When the data were analyzed, a striking pattern emerged: most neighborhood features had barely changed over time. Seventeen of the twenty variables assessed were unchanged at over 90 percent of locations. Structural features such as sidewalks, vacant lots, and street lighting were especially consistent, while more transient features such as litter, graffiti, and building repair needs exhibited greater variability over time. This variability was not patterned by place, though–for example, whether any litter was visible changed in about a quarter of locations–but overall prevalence at the city level remained nearly constant. The clearest consistent change over time was the expansion of bicycle infrastructure, which increased across all four cities in line with national investments in cycling facilities and bike-sharing programs.
Dr. Mooney emphasized that: “generally speaking, not much changed over 10 years. This is important because, as scientists, we want to measure conditions at the time people experience them. For folks using Street View to assess neighborhood conditions, it feels like a challenge that we can't control when Google drove the car past a location. But it turns out that for a lot of measures in a lot of places, it really doesn't matter much.” In other words, while dramatic neighborhood transformations—such as those seen in Seattle’s South Lake Union over the past two decades—certainly occur, many residential areas, like Queen Anne or Beacon Hill, remain visually consistent, reducing the risk of bias in longitudinal studies not specifically targeting residents of areas undergoing rapid change..
The analysis also explored whether neighborhood income levels influenced the rate of change. While features of disinvestment were more common in lower-income areas at any single point in time, the pace of change was similar across income levels.
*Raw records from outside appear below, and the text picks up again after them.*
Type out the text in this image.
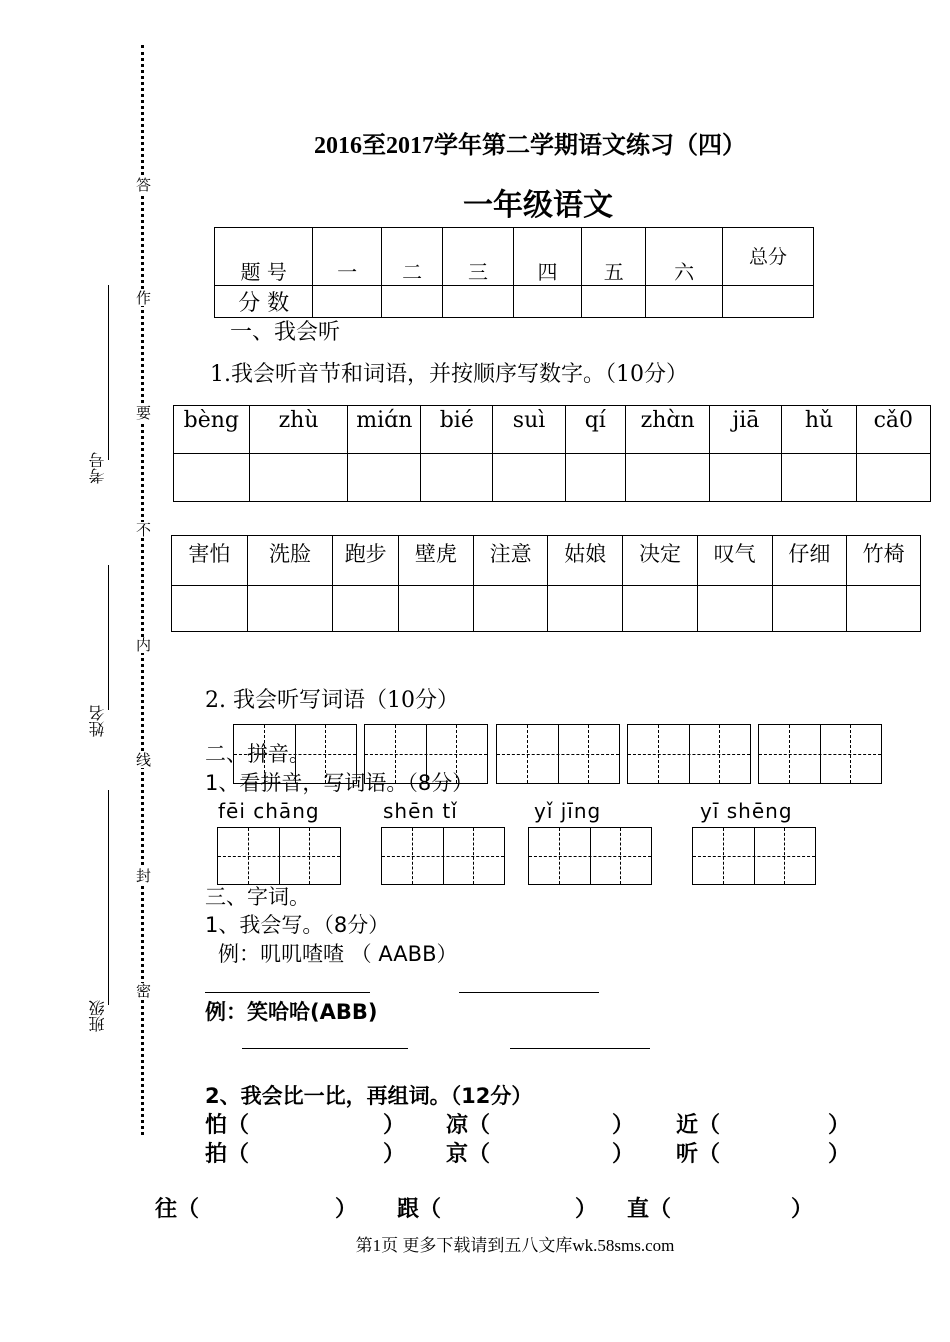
答
作
要
不
内
线
封
密
考号
姓名
班级
2016至2017学年第二学期语文练习（四）
一年级语文
题 号	一	二	三	四	五	六	总分
分 数							
一、我会听
1.我会听音节和词语，并按顺序写数字。（10分）
bèng	zhù	miɑ́n	bié	suì	qí	zhɑ̀n	jiā	hǔ	cǎ0

害怕	洗脸	跑步	壁虎	注意	姑娘	决定	叹气	仔细	竹椅

2. 我会听写词语（10分）
二、拼音。
1、看拼音，写词语。（8分）
fēi chāng	shēn tǐ	yǐ jīng	yī shēng
三、字词。
1、我会写。（8分）
例：叽叽喳喳 （ AABB）
例：笑哈哈(ABB)
2、我会比一比，再组词。（12分）
怕（	） 凉（	） 近（	）
拍（	） 京（	） 听（	）
往（	） 跟（	） 直（	）
第1页 更多下载请到五八文库wk.58sms.com
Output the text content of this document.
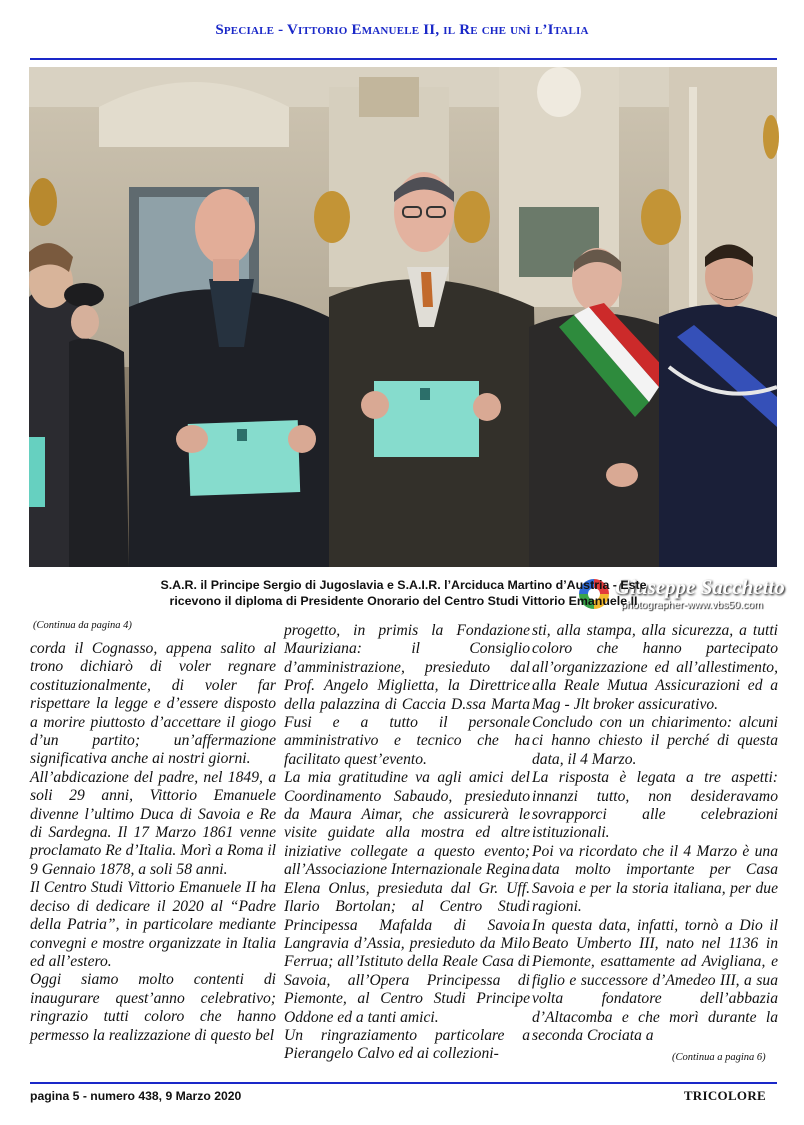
Speciale - Vittorio Emanuele II, il Re che unì l’Italia
Giuseppe Sacchetto
photographer-www.vbs50.com
S.A.R. il Principe Sergio di Jugoslavia e S.A.I.R. l’Arciduca Martino d’Austria - Este
ricevono il diploma di Presidente Onorario del Centro Studi Vittorio Emanuele II
(Continua da pagina 4)

corda il Cognasso, appena salito al trono dichiarò di voler regnare costituzionalmente, di voler far rispettare la legge e d’essere disposto a morire piuttosto d’accettare il giogo d’un partito; un’affermazione significativa anche ai nostri giorni.

All’abdicazione del padre, nel 1849, a soli 29 anni, Vittorio Emanuele divenne l’ultimo Duca di Savoia e Re di Sardegna. Il 17 Marzo 1861 venne proclamato Re d’Italia. Morì a Roma il 9 Gennaio 1878, a soli 58 anni.

Il Centro Studi Vittorio Emanuele II ha deciso di dedicare il 2020 al “Padre della Patria”, in particolare mediante convegni e mostre organizzate in Italia ed all’estero.

Oggi siamo molto contenti di inaugurare quest’anno celebrativo; ringrazio tutti coloro che hanno permesso la realizzazione di questo bel

progetto, in primis la Fondazione Mauriziana: il Consiglio d’amministrazione, presieduto dal Prof. Angelo Miglietta, la Direttrice della palazzina di Caccia D.ssa Marta Fusi e a tutto il personale amministrativo e tecnico che ha facilitato quest’evento.

La mia gratitudine va agli amici del Coordinamento Sabaudo, presieduto da Maura Aimar, che assicurerà le visite guidate alla mostra ed altre iniziative collegate a questo evento; all’Associazione Internazionale Regina Elena Onlus, presieduta dal Gr. Uff. Ilario Bortolan; al Centro Studi Principessa Mafalda di Savoia Langravia d’Assia, presieduto da Milo Ferrua; all’Istituto della Reale Casa di Savoia, all’Opera Principessa di Piemonte, al Centro Studi Principe Oddone ed a tanti amici.

Un ringraziamento particolare a Pierangelo Calvo ed ai collezioni-

sti, alla stampa, alla sicurezza, a tutti coloro che hanno partecipato all’organizzazione ed all’allestimento, alla Reale Mutua Assicurazioni ed a Mag - Jlt broker assicurativo.

Concludo con un chiarimento: alcuni ci hanno chiesto il perché di questa data, il 4 Marzo.

La risposta è legata a tre aspetti: innanzi tutto, non desideravamo sovrapporci alle celebrazioni istituzionali.

Poi va ricordato che il 4 Marzo è una data molto importante per Casa Savoia e per la storia italiana, per due ragioni.

In questa data, infatti, tornò a Dio il Beato Umberto III, nato nel 1136 in Piemonte, esattamente ad Avigliana, e figlio e successore d’Amedeo III, a sua volta fondatore dell’abbazia d’Altacomba e che morì durante la seconda Crociata a

(Continua a pagina 6)
pagina 5 - numero 438, 9 Marzo 2020	TRICOLORE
This suggests that although inequality in neighborhood conditions persists, it does not manifest as differences in temporal stability of features.
What does all this mean for public health research? By demonstrating that most built environment features remain stable over a decade, the study provides reassurance that modest mismatches between imagery dates and research timelines are unlikely to compromise findings in neighborhoods not undergoing rapid redevelopment. This allows researchers to leverage GSV as a scalable and efficient tool for large epidemiological studies, linking neighborhood conditions to health outcomes such as diabetes incidence or physical activity.
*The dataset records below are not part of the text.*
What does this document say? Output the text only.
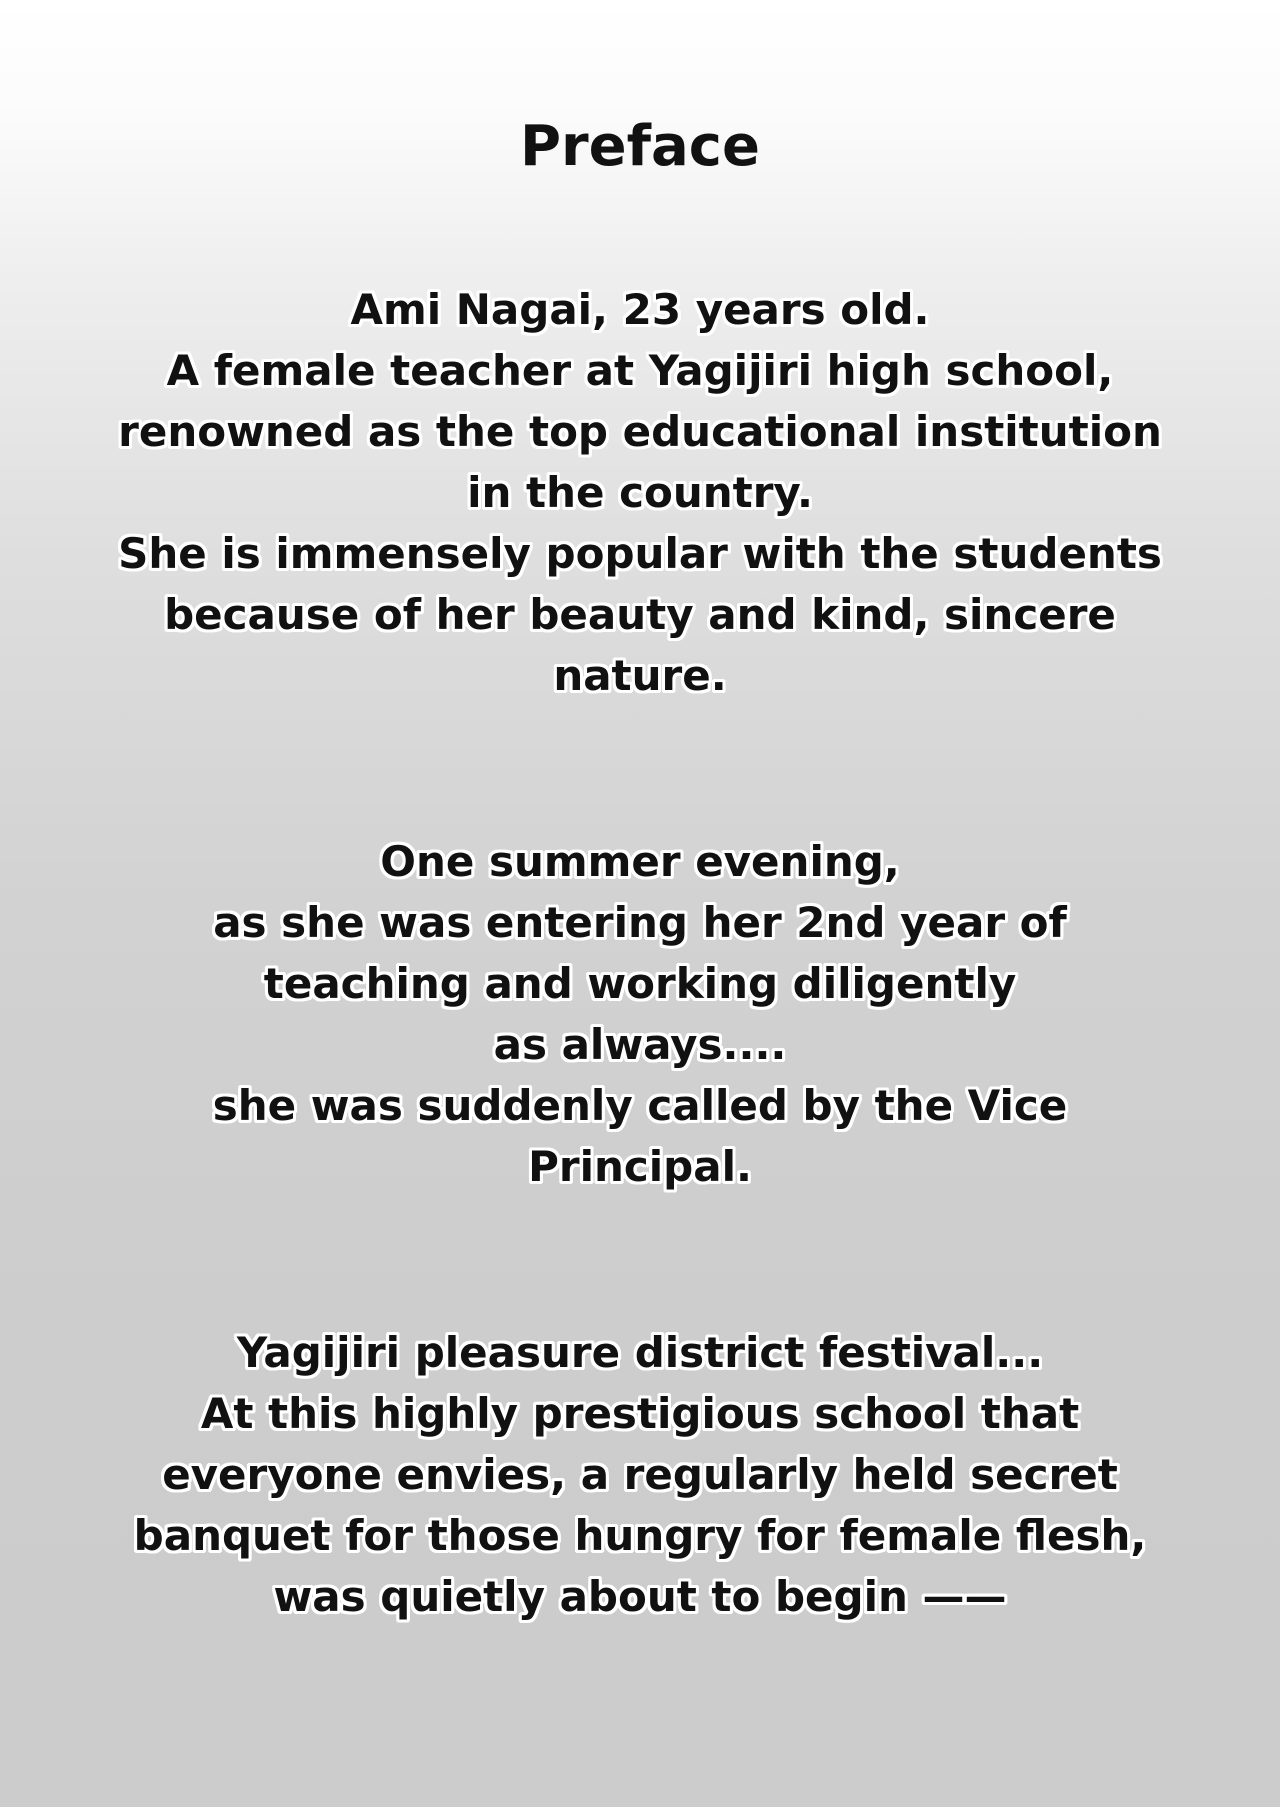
Preface
Ami Nagai, 23 years old.
A female teacher at Yagijiri high school,
renowned as the top educational institution
in the country.
She is immensely popular with the students
because of her beauty and kind, sincere
nature.
One summer evening,
as she was entering her 2nd year of
teaching and working diligently
as always....
she was suddenly called by the Vice
Principal.
Yagijiri pleasure district festival...
At this highly prestigious school that
everyone envies, a regularly held secret
banquet for those hungry for female flesh,
was quietly about to begin ——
At the same time, the study raises new questions. As Dr. Mooney reflects, “Is there a way to identify where changes have happened, so we can update our neighborhood measures only where it really matters?” This question points to the future direction of research: developing strategies to detect change hotspots, allowing resources to be focused where temporal mismatches could truly influence results. He also highlights the broader significance of linking Street View-based measures of disinvestment to health outcomes within the HCHS/SOL cohort. Such work will allow researchers to explore how environmental neglect—visible in vacant lots or poorly maintained buildings—may affect behaviors such as physical activity and contribute to chronic health conditions.